Tuning Apache Kafka’s performance

Well, Apache Kafka is one of the best pub-sub messaging system used widely across several technology’s based industries. Originated at LinkedIn and was open sourced in early 2011.

Ok, so what so special about Apache Kafka ? Here are the few things Kafka is meant to handle.

  • High throughput to support large volume event feeds.
  • Real time processing of enormous amount of data.
  • Support large data backlogs to handle periodic ingestion from offline systems.
  • Support low - latency delivery of the messages compared to other messaging systems
  • High Availability, Fault Tolerance.

So what else are you looking ?

Now if you know about Apache Kafka a bit, here are few things we can fine tune to make it better in terms of performance. Let’s categories the system into the following aspects and see what could be done in each space.

  • Producers
  • Brokers
  • Consumers

Producers

Asynchronous

Now think, how long you want to wait for the ack on the message sent to the broker ? Answer to this question will change the speed of handling the messages in the Kafka.

request.required.acks is the property of the producer.

Possible values for this are:

  • 0 = producer never waits for the ack from the broker. This will give you “Least durability and least latency”.
  • 1 = producer gets ack from the master replica. This will give you “some durability and less latency”.
  • -1 = producer gets ack from the all the replicas. This will give you “most durability and most latency”.

Batching

How about batching the messages ? Let’s use the asynchronous producers.

producer.type=1 to make the producers run async.

You can get the “callback” for the messages here to know their status. Now batch your messages to the brokers in different threads, this will improve the throughput. Some configuration to handle the messages in this scenario are:

  • queue.buffer.max.ms - Duration of the batch window.
  • batch.num.messages - Number of messages to be sent in a batch.

Compression

Use the compression property to reduces the I/O on the machine. We might also want to think of the CPU load when it decompresses the message object back. So, maintain a balance between the two. compression.codec - Values are none, gzip and snappy

For presumably large messages say - 10G , you might want to pass the file location of the share drive in the maessage rather than the payload itself. This would be tremendously faster.

Timeout

Don’t wait for the message unnecessarily unless its is really really required. Have a “timeout”

request.timeout.ms - The time until the broker waits before sending error back to the client. Amount of time to block before dropping the messages when running in async mode ( default = indefinitely )

Brokers

Partition

Plan to have as number of partitions = number of consumers.
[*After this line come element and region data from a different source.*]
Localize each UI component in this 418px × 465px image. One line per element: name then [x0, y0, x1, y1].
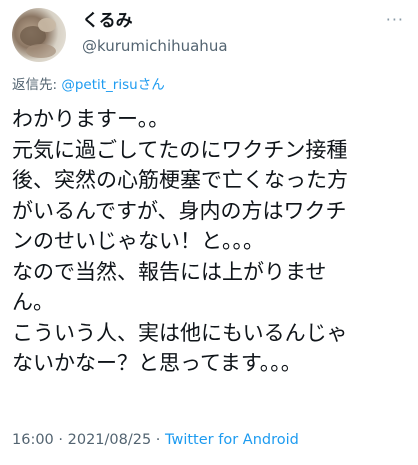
meta-separator: ·: [53, 432, 68, 448]
tweet-meta: 16:00 · 2021/08/25 · Twitter for Android: [12, 430, 299, 450]
reply-to-prefix: 返信先:: [12, 77, 62, 93]
reply-to-mention[interactable]: @petit_risu: [61, 77, 137, 93]
reply-to-suffix: さん: [137, 77, 165, 93]
reply-to-line: 返信先: @petit_risuさん: [12, 76, 165, 94]
tweet-line: わかりますー。。: [12, 107, 170, 131]
tweet-text: わかりますー。。 元気に過ごしてたのにワクチン接種 後、突然の心筋梗塞で亡くなっ…: [12, 104, 412, 379]
tweet-line: 元気に過ごしてたのにワクチン接種: [12, 137, 348, 162]
avatar-photo-part: [38, 18, 56, 32]
tweet-date[interactable]: 2021/08/25: [68, 432, 152, 448]
author-display-name[interactable]: くるみ: [82, 10, 133, 32]
tweet-line: ん。: [12, 290, 54, 314]
tweet-line: がいるんですが、身内の方はワクチ: [12, 198, 347, 223]
tweet-line: なので当然、報告には上がりませ: [12, 259, 327, 284]
avatar[interactable]: [12, 8, 66, 62]
tweet-line: 後、突然の心筋梗塞で亡くなった方: [12, 168, 348, 192]
tweet-line: ないかなー？と思ってます。。。: [12, 351, 302, 375]
author-username[interactable]: @kurumichihuahua: [82, 36, 228, 56]
tweet-line: ンのせいじゃない！と。。。: [12, 229, 264, 253]
meta-separator: ·: [151, 432, 166, 448]
tweet-line: こういう人、実は他にもいるんじゃ: [12, 320, 348, 345]
more-options-icon[interactable]: ···: [386, 12, 404, 28]
tweet-time[interactable]: 16:00: [12, 432, 54, 448]
avatar-photo-part: [26, 44, 56, 58]
tweet-source-link[interactable]: Twitter for Android: [165, 432, 299, 448]
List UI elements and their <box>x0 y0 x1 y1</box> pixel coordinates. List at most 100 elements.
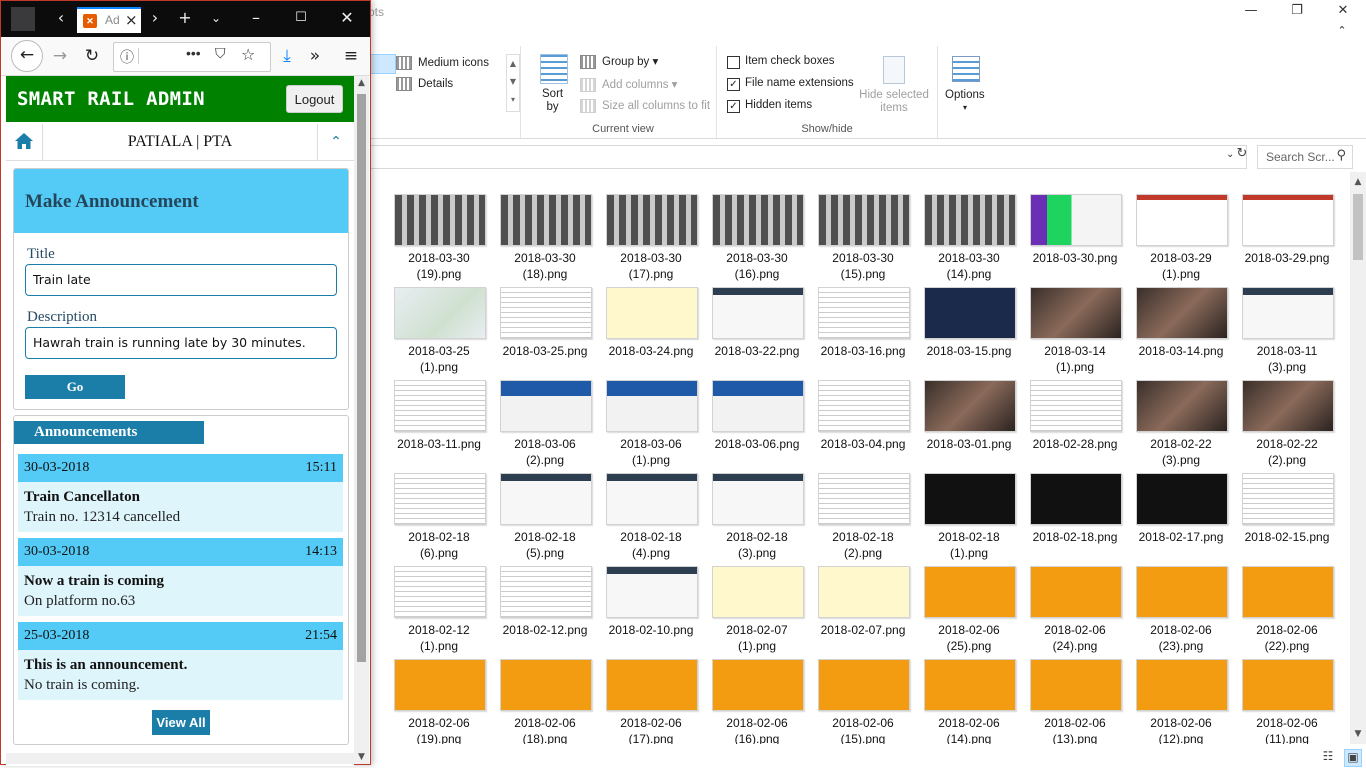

This will increase the concurrency, the more the partitions the more the concurrency. Remember, more the partitions more the latency too. Also, recommended to have one partition per physical disk to ensure I/O is not the bottleneck while writing the logs.

Use “kafka-reassign-partitions.sh” to ensure partition is not overloaded.

Some of the configurations worth mentioning here are:

  • num.io.threads - The number of I/O threads server uses to execute the requests.
  • num.partitions - Number of partitions per topic
  • log.flush.interval,messages - The number of messages written to the log partition before we force an fsync on the log.

Consumers

The max number of consumers for the topic is equal to number of partitions. Have enough partitions to handle all the consumers in your Kafka’s ecosystem.

Consumer in the same consumer group split the partitions among themselves. Adding more consumers to a group can enhance performance.

Performance is not affected by adding more consumer groups

replica.high.watermark.checkpoint.interval.ms can affect the throughput. When reading from partition, you can mark the last point where you read the information. If you set checkpoint watermark for every event, you will have high durability but hit on the performance. Rather, set it to check the offset for every x number of messages wherein you have margin of safety and will less impact your throughput.

Timeout

Choose the timeouts and onward pipeline properly. Also, refer to Apache Kafka doc for setting fetch size, time, auto-commit etc.